DYNAMICAL INTERACTIONS BETWEEN LARGE CONVECTIVE CLOUDS AND ENVIRONMENT WITH VERTICAL SHEAR

Abstract

The physics of convective clouds depends not only upon thermodynamic processes but also upon the interactions with the environmental wind field. When vertical shear is present, a hydrodynamic (nonhydrostatic) pressure field is induced by relative motions near the boundaries of a large convective system which does not move with the ambient winds. This tends to make the cloud tilt away from the vertical, but at the same time vertical gradients of hydrodynamic pressure aid the formation of new convection. Expressions are derived for the accelerations concerned.
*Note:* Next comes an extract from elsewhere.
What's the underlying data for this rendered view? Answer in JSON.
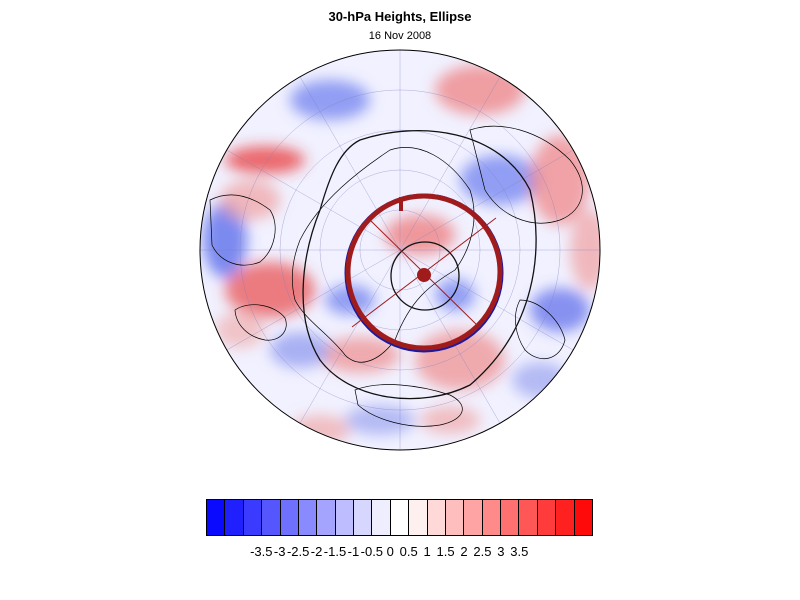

Quantitative estimates based upon experimental analogies show that vertical accelerations due to the induced pressure field may be of the same order as those associated with ordinary buoyancy forces. These account for the self-propagating nature of squall-line-type thunderstorms and their ability to continue at night when thunderstorms in stagnant air masses tend to die out. The hypothesis accounts for the observed movements of this type of rainstorm, somewhat toward the right of the winds in the convective layer, and is consistent with the preference of severe phenomena, such as tornadoes, for a particular flank of a rain-storm. Distinction is made between large and small clouds as affected by shear.